What have the wordly done?

A few years ago a few men became wicked enough to use their senses. They began to look and listen. They began to really see and then they began to reason. They forgot heaven and hell long enough to take some interest in this world. They began to examine soils and rocks. They noticed what had been done by rivers and seas. They found out something about the crust of the earth. They found that most of the rocks had been deposited and stratified in the water—rocks 70,000 feet in thickness. They found that the coal was once vegetable matter. They made the best calculations they could of the time required to make the coal, and concluded that it must have taken at least six or seven millions of years. They examined the chalk cliffs, found that they were composed of the microscopic shells of minute organisms, that is to say, the dust of these shells. This dust settled over areas as large as Europe and in some places the chalk is a mile in depth. This must have required many millions of years.
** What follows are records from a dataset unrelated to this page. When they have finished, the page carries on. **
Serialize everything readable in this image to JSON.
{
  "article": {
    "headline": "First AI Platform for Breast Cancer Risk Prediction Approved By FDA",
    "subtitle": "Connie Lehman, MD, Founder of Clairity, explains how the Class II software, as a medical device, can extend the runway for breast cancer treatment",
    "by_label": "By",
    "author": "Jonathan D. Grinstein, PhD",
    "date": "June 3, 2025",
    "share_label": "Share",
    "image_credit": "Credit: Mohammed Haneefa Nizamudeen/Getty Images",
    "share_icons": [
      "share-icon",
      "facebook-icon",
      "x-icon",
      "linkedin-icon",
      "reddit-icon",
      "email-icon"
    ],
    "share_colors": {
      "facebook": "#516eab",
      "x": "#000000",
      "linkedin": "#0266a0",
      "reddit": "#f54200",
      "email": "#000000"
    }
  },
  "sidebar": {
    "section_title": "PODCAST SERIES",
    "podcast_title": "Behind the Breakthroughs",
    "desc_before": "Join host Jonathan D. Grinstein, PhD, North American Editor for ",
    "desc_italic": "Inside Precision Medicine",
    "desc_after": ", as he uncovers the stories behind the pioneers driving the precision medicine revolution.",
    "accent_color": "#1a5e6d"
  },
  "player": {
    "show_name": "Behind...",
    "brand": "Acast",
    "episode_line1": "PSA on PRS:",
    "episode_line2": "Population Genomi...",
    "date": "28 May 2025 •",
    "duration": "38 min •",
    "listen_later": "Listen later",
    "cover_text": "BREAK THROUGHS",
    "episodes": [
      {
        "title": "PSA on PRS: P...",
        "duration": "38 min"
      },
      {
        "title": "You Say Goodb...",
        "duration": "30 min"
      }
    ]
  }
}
Lyell, the highest authority on the subject, says that it must have required, to cause the changes that we know, at least two hundred million years. Think of these vast deposits caused by the slow falling of infinitesimal atoms of impalpable dust through the silent depths of ancient seas! Think of the microscopical forms of life, constructing their minute houses of lime, giving life to others, leaving their mansions beneath the waves, and so through countless generations building the foundations of continents and islands.

Go back of all life that we now know—back of all the flying lizards, the armored monsters, the hissing serpents, the winged and fanged horrors—back to the Laurentian rocks—to the eozoon, the first of living things that we have found—back of all mountains, seas and rivers—back to the first incrustation of the molten world—back of wave of fire and robe of flame—back to the time when all the substance of the earth blazed in the glowing sun with all the stars that wheel about the central fire.

Think of the days and nights that lie between!—think of the centuries, the withered leaves of time, that strew the desert of the past!

Nature does not hurry. Time cannot be wasted—cannot be lost. The future remains eternal and all the past is as though it had not been—as though it were to be. The infinite knows neither loss nor gain.

We know something of the history of the world—something of the human race; and we know that man has lived and struggled through want and war, through pestilence and famine, through ignorance and crime, through fear and hope, on the old earth for millions and millions of years.

At last we know that infallible popes, and countless priests and clergymen, who had been "called," filled with the Holy Ghost, and presidents of colleges, kings, emperors and executives of nations had mistaken the blundering guesses of ignorant savages for the wisdom of an infinite God.

At last we know that the story of creation, of the beginning of things, as told in the "sacred book," is not only untrue, but utterly absurd and idiotic. Now we know that the inspired writers did not know and that the God who inspired them did not know.

We are no longer misled by myths and legends. We rely upon facts. The world is our witness and the stars testify for us.